Samedi 17 avril 2010, 20h30, Paris – Une foule attend devant l’Olympia de Paris. La caméra du grand journal de canal+ traine devant le music-hall et prépare sans doute un reportage plein d’ironie pour le petit journal de Yann Barthes de lundi.

À l’entrée, des panneaux indiquent que le spectacle de ce soir sera filmé. Je découvre une fois dans la salle que le réalisateur de cette captation n’est autre que le réalisateur « historique » du Club Dorothée, le fameux Pat Le Guen, qui a pris quelques kilos et un coup de vieux, mais ces cheveux blancs sont identifiables parmi la foule branchée.

La salle se remplit lentement mais sûrement. Le public respecte la parité homme-femme, mais les « garçons qui aiment les garçons » composent la majorité de la foule masculine, les trentenaires dominent. Les enfants se comptent sur les doigts. Ils accompagnent leurs parents et pas l’inverse. Avant le spectacle, les chansons de Dorothée sont diffusées en guise de musique d’attente. L’ambiance est bonne enfant. Chaque mec qui rentre dans la salle est surpris d’entrer dans une annexe du Marais. Des logos d’Idf1 sont affichés ici et là, mais de manière plutôt discrète. Il fait chaud dans la salle, les spectateurs chantonnent selon les titres et attendent l’ouverture du rideau rouge

J’aime ce public qui ne se prend pas au sérieux, qui se lève et chante sans retenue les chansons de son enfance.

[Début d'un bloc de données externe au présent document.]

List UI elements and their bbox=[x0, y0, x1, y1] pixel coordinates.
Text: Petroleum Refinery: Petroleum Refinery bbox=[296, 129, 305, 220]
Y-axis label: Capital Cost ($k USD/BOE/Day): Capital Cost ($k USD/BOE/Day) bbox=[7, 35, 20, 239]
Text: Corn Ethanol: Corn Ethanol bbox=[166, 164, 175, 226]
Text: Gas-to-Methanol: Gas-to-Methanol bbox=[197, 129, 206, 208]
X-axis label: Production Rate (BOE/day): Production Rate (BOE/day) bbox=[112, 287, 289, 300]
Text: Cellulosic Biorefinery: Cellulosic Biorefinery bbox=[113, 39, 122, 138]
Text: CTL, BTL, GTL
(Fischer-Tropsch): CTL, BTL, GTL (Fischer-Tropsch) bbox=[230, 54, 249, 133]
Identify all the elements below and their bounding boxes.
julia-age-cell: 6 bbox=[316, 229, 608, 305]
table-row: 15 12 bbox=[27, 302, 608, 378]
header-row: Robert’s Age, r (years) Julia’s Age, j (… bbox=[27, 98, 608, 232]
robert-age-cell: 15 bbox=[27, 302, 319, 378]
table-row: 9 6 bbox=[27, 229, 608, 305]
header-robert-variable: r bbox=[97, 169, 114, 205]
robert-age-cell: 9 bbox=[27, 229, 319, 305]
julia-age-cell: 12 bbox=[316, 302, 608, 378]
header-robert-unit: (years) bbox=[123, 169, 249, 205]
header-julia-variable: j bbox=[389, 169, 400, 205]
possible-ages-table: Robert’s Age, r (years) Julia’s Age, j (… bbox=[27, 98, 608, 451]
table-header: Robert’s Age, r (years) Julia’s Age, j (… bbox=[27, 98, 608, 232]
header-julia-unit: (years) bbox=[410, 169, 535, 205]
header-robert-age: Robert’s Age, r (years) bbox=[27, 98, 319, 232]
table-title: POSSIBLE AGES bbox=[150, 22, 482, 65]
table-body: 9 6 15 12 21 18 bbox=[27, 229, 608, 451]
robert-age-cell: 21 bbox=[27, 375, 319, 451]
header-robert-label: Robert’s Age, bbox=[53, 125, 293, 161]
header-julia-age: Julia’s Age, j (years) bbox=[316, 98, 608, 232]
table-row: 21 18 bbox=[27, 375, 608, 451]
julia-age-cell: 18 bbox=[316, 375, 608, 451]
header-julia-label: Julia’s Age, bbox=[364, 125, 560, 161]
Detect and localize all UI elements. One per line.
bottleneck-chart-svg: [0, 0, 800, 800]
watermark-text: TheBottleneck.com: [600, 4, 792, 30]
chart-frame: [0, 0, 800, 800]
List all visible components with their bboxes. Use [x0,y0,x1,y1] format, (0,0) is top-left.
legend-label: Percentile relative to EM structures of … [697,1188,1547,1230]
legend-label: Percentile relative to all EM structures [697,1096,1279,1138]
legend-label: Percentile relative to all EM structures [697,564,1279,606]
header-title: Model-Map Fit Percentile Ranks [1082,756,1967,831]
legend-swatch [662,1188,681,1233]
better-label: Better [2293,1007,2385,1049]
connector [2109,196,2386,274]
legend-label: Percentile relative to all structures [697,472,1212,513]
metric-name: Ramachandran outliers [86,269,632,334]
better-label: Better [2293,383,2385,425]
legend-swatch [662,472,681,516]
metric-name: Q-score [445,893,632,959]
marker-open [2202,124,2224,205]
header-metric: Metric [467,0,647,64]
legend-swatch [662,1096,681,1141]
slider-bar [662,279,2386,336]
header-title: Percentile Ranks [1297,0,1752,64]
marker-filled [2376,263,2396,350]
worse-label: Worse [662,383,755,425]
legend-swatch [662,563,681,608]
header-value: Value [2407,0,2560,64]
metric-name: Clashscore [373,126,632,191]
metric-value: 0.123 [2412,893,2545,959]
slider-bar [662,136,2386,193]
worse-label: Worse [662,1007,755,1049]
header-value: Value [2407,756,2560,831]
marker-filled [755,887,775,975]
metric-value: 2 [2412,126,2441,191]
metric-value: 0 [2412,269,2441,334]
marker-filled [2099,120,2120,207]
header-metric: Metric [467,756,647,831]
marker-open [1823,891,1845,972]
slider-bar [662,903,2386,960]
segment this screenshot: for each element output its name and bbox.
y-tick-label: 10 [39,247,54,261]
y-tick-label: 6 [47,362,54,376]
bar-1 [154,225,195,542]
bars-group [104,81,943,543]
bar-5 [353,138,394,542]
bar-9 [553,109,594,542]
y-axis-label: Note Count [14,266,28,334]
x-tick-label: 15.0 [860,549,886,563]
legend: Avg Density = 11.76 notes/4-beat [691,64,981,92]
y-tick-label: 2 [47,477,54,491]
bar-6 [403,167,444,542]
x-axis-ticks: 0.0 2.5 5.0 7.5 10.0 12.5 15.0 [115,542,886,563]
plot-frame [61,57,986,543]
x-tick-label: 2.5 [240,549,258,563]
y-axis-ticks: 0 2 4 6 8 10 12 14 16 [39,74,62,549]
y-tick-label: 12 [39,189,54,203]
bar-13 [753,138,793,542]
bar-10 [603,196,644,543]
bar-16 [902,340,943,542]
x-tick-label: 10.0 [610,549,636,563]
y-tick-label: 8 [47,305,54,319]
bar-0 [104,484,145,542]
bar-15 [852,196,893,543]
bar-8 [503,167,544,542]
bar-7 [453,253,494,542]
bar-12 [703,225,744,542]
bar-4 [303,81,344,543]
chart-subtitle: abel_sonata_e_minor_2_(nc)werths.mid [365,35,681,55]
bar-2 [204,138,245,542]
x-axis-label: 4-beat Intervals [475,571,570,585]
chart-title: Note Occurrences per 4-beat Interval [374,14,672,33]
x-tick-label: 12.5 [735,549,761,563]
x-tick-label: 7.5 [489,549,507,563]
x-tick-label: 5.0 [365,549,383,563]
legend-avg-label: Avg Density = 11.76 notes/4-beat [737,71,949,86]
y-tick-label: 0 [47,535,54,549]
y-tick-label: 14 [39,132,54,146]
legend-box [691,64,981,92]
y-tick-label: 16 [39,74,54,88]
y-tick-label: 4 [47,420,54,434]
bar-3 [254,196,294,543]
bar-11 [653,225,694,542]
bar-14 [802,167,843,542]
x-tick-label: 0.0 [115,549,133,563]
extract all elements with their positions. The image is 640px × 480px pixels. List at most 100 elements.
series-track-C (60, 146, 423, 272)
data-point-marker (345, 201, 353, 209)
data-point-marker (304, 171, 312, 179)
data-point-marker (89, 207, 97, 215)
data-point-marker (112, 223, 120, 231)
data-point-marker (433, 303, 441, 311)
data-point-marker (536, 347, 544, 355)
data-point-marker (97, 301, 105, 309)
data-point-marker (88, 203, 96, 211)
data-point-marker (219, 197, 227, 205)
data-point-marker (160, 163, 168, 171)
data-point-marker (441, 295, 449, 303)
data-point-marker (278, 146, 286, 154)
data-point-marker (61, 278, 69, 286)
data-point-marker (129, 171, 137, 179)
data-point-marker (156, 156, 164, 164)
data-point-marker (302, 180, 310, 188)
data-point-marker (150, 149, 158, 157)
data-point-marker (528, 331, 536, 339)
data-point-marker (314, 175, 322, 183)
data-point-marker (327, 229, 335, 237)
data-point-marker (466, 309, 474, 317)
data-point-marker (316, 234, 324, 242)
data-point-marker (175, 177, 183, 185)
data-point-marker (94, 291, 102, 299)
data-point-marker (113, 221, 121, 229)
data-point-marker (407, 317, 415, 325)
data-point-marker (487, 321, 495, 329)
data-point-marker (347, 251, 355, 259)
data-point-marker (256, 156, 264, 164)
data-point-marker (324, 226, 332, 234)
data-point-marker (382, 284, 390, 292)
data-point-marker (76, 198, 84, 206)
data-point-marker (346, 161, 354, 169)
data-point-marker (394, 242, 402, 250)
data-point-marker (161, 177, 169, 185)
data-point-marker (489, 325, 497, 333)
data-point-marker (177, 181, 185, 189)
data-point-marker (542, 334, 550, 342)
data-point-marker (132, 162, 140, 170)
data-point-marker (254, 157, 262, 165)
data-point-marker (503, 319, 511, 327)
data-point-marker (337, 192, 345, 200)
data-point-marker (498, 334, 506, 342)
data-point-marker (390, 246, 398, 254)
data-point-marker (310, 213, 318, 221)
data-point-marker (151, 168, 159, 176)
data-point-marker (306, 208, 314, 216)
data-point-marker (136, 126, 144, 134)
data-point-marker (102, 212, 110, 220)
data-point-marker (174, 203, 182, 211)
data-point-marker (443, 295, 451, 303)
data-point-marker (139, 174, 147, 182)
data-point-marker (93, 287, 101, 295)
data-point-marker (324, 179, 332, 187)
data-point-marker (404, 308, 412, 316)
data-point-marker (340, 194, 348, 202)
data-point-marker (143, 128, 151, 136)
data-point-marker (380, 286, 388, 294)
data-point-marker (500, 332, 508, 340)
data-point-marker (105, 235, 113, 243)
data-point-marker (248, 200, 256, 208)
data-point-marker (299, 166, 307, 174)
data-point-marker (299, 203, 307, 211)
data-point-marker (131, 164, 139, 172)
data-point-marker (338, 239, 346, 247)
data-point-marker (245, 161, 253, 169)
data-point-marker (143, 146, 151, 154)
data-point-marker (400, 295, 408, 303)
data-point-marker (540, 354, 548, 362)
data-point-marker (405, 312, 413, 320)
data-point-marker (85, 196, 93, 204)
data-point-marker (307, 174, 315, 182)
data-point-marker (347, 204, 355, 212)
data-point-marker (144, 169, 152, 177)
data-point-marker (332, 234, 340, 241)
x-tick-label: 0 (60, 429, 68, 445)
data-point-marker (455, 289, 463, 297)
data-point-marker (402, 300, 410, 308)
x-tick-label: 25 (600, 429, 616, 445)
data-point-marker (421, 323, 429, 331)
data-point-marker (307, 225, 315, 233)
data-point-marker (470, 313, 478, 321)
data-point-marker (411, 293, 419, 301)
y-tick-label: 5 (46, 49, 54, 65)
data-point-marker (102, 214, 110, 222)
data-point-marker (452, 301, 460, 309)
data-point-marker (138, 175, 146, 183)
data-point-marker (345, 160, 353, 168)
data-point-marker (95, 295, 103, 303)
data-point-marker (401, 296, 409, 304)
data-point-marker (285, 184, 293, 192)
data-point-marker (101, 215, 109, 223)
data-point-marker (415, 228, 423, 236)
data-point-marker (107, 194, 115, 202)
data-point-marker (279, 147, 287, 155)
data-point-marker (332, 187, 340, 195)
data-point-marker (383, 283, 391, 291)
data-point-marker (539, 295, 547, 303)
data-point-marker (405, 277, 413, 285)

Jean Luc Azoulay, le A de AB production et producteur du spectacle arrive à la régie du spectacle.

Le spectacle débute avec un inédit de Dorothée, évoquant ce retour à l’Olympia. Les musiciens descendent du plafond, le guitariste et le bassiste sont suspendus par des câbles et serrés dans des harnais, le batteur descend sur une petite scène mobile.

 

 

Le décor est très simples, dépouillé, pas d’écran géant affichant des images et ornements virtuels. Un écran de projection blanc constitue le fond de la scène, mais est très peu utilisé. Ce soir, c’est à l’ancienne, un orchestre, comme le dit la chanteuse et une artiste au-devant de la scène.

 

Dorothée est habillée assez simplement, dès son apparition, le public est debout et l’ambiance est digne des plus grands Bercy, mais les petites voix des enfants ont mué. Celle de Dorothée tient la route, ceux qui craignaient qu’elle ne puisse assurer un tour de chant, seraient surpris de voir qu’elle a assuré la grande majorité des chansons en chantant en direct.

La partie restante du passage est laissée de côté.